Headline inflation set to exceed 8%Y/Y in April, real incomes to fall most in decades despite new government measures
Looking ahead, while a cut in petrol duty today from the government might limit somewhat the energy component again this month, the overall impact is likely to be modest. Indeed, with ongoing cost pressures – reflected in part by further increases in input and output PPI inflation to 10.1%Y/Y and 14.7%Y/Y – likely to be passed on to consumers of a range of goods and services, we expect further rises in the headline CPI rate to above 6½%Y/Y and the core rate to about 5½%Y/Y in March. And due to the hike of more than 50% in the regulated household energy price cap in April (and although the ONS has yet to opine on the statistical treatment of the government’s “loan” to temporarily reduce bills this year) we expect headline inflation to jump above 8%Y/Y in April, with risks of a second peak above 8% to come in October. And while Chancellor Sunak will set out measures later today to try to limit the (economic and/or political) collateral damage, real household disposable incomes are still likely to decline the most in 40 years this year. And so, we continue to expect the BoE to hike rates by less than current market pricing this year.
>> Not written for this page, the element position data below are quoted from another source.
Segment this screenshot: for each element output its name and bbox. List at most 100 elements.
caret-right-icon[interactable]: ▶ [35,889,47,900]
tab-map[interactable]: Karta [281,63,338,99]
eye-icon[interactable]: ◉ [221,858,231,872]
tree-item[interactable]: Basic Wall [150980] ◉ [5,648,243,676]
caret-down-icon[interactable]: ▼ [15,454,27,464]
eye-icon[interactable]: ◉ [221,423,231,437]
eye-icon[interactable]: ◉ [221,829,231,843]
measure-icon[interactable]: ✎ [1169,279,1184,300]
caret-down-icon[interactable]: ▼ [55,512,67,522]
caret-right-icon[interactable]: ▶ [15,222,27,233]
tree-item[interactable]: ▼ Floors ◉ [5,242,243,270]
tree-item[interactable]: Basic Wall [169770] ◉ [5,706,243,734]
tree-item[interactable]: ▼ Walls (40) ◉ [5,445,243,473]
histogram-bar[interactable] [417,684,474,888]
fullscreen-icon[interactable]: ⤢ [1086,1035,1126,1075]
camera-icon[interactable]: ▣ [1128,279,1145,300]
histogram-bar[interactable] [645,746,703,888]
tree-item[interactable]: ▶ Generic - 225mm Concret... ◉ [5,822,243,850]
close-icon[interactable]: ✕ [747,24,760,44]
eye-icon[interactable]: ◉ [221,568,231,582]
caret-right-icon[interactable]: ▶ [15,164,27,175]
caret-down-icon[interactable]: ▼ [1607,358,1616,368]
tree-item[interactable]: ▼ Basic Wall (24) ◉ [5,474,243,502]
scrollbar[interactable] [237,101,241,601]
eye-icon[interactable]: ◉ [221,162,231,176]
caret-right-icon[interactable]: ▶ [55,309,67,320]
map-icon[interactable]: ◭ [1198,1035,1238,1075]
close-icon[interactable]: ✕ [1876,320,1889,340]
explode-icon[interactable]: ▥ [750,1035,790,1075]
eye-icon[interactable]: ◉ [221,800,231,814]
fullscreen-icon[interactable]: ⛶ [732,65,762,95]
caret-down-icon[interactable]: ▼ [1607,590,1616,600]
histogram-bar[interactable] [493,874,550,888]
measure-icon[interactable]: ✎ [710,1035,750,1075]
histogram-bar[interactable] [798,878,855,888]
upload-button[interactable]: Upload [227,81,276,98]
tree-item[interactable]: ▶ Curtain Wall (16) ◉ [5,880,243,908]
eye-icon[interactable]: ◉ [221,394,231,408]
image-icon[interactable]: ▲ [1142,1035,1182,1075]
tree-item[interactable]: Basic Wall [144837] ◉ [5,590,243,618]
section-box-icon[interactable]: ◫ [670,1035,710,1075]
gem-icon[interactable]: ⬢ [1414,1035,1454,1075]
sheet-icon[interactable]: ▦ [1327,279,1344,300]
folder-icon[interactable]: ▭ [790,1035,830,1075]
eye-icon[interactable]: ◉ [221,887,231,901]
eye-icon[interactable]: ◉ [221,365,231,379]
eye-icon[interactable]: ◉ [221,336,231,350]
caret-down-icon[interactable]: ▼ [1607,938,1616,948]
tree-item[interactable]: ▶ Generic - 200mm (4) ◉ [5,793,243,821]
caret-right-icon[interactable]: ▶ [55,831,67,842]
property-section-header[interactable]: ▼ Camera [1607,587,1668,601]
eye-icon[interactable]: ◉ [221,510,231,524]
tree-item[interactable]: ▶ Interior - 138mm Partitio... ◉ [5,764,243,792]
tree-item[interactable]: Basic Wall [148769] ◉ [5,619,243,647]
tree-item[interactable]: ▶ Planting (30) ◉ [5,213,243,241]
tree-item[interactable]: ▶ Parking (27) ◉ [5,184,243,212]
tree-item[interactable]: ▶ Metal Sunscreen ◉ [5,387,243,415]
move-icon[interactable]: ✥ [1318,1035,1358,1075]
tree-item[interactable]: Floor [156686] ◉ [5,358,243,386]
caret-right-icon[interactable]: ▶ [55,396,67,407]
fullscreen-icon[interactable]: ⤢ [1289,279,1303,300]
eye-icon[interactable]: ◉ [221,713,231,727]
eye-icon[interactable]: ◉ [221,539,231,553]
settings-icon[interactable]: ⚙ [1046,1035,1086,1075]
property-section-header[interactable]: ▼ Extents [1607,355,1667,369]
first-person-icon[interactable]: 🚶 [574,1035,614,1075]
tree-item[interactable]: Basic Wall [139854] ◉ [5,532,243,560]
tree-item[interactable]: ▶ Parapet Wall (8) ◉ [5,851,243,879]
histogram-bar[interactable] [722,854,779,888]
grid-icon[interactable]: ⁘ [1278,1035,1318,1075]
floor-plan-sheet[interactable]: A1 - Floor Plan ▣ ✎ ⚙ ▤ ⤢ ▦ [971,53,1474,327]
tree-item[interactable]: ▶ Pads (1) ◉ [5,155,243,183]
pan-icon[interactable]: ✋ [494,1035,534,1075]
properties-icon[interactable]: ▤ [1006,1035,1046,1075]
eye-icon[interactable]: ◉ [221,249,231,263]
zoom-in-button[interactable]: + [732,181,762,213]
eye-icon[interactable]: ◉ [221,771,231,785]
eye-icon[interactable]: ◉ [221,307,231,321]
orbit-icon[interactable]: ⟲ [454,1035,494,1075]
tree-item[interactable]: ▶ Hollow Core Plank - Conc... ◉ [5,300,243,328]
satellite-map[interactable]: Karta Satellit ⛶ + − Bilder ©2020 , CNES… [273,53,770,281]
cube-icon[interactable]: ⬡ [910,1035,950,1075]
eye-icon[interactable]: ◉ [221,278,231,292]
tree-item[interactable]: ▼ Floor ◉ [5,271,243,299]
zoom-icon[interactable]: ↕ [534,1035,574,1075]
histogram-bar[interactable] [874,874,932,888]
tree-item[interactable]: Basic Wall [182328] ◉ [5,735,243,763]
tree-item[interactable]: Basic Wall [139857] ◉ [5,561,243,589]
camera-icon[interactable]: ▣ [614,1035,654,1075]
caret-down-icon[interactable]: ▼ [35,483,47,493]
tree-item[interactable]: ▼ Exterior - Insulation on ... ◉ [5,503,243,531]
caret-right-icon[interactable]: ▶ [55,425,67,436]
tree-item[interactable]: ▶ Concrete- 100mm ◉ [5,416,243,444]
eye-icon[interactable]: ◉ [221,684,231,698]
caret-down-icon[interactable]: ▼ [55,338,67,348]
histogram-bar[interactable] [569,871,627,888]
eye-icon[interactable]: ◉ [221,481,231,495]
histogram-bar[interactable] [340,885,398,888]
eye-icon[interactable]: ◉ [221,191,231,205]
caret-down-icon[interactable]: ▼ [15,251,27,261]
UK spring statement to offer only modest fiscal support to offset rising prices
Indeed, in terms of UK fiscal policy, the Chancellor’s spring statement (at 12.30GMT) should bring a handful of new budgetary measures, including a cut in fuel duty as well as an increase in welfare benefits. And while he is highly unlikely to delay the planned rise in National Insurance Contributions (NICs) due next month, he might increase the income threshold at which those NICs are paid. Additional spending on defence is also likely. But the UK government seems likely to eschew some of the more direct measures – including more substantive price caps on energy and windfall taxes on energy companies – currently favoured by many EU member states. Nevertheless, yesterday’s monthly public finance figures certainly suggested some scope for additional public spending. Indeed, despite coming in a little higher than expected in February as public spending on debt interest continued to rise due to high inflation, public sector net borrowing was still on track to come in some £26bn lower in the current fiscal year than the OBR previously expected.
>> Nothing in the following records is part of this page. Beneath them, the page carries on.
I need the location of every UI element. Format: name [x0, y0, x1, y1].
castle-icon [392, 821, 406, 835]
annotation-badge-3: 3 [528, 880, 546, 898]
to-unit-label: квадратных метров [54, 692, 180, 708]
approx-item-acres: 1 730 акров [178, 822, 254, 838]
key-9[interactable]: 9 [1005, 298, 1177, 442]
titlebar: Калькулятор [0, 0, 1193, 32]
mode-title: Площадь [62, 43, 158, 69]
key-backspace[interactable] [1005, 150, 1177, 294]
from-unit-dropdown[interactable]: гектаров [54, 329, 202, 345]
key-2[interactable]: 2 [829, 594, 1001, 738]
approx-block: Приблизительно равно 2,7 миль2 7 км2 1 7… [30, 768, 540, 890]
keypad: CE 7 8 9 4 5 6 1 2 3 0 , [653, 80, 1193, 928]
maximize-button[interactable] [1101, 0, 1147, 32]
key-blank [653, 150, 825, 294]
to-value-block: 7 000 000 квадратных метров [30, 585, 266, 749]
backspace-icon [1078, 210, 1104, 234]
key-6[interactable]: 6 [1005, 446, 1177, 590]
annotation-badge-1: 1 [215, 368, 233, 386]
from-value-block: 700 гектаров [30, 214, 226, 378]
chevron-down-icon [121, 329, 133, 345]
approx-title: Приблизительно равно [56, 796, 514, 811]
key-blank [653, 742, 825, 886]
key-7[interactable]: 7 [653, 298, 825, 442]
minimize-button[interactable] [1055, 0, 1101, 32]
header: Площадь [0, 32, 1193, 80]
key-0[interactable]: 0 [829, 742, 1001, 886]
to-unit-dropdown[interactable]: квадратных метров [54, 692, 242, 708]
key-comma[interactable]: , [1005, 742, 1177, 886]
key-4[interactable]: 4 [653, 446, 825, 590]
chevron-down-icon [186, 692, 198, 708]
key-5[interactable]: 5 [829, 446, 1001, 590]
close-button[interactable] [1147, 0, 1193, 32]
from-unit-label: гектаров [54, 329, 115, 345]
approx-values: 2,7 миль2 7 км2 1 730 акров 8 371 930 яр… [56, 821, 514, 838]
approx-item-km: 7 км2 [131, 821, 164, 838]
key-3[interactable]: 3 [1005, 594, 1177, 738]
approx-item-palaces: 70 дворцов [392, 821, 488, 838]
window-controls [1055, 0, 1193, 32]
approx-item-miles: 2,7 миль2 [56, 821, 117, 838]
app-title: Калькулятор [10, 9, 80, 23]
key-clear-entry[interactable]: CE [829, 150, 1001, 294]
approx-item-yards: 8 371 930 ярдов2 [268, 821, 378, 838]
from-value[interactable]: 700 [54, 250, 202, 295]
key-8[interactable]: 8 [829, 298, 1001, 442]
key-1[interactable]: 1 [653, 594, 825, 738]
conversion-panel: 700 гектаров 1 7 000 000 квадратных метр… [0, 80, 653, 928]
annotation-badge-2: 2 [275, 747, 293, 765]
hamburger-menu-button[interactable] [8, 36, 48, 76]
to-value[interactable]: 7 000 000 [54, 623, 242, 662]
Japanese prices pressures starting to broaden, with trimmed mean CPI at highest since 2008
Another relatively quiet day for Japanese economic releases brought the BoJ’s estimates of underlying inflation. Last week’s main inflation measures saw the headline CPI rate jump 0.4ppt to 0.9%Y/Y, a three-year high. But when excluding food and energy, the internationally comparable core measure of inflation remained very weak at -1.0%Y/Y. Admittedly, this weakness in part reflects special factors relating to the government’s decision to cut mobile phone tariffs last April – base effects of this decision continue to knock 1.5ppts off headline CPI. But on the whole, today’s data from the BoJ illustrated the moderate pickup in underlying price pressures over recent months. For example, the share of items in the CPI basket with prices increasing rose in February to 64%, the most since August 2016. And the 10% trimmed mean CPI rose 0.2ppt to 1.0%Y/Y, the highest since October 2008, albeit still well below the US and euro area measures of trimmed mean CPI at 5.7%Y/Y and 4.3%Y/Y respectively as well as the BoJ’s 2% inflation target.

Euro area consumer confidence expected to fall to its lowest in at least a year
Looking ahead to the rest of the day, the European Commission’s preliminary consumer confidence index for March is likely to report the sixth successive monthly drop to the lowest level in at least one year as the Ukraine war raises uncertainty over the near-term outlook amid surging price pressures.

US new home sales numbers to report modest bounce back
On the US data front, today brings just new home sales figures for February. Home builders reported a drop in buyer traffic last month, although the prospect of higher mortgage rates could push some to bring forward their home purchase.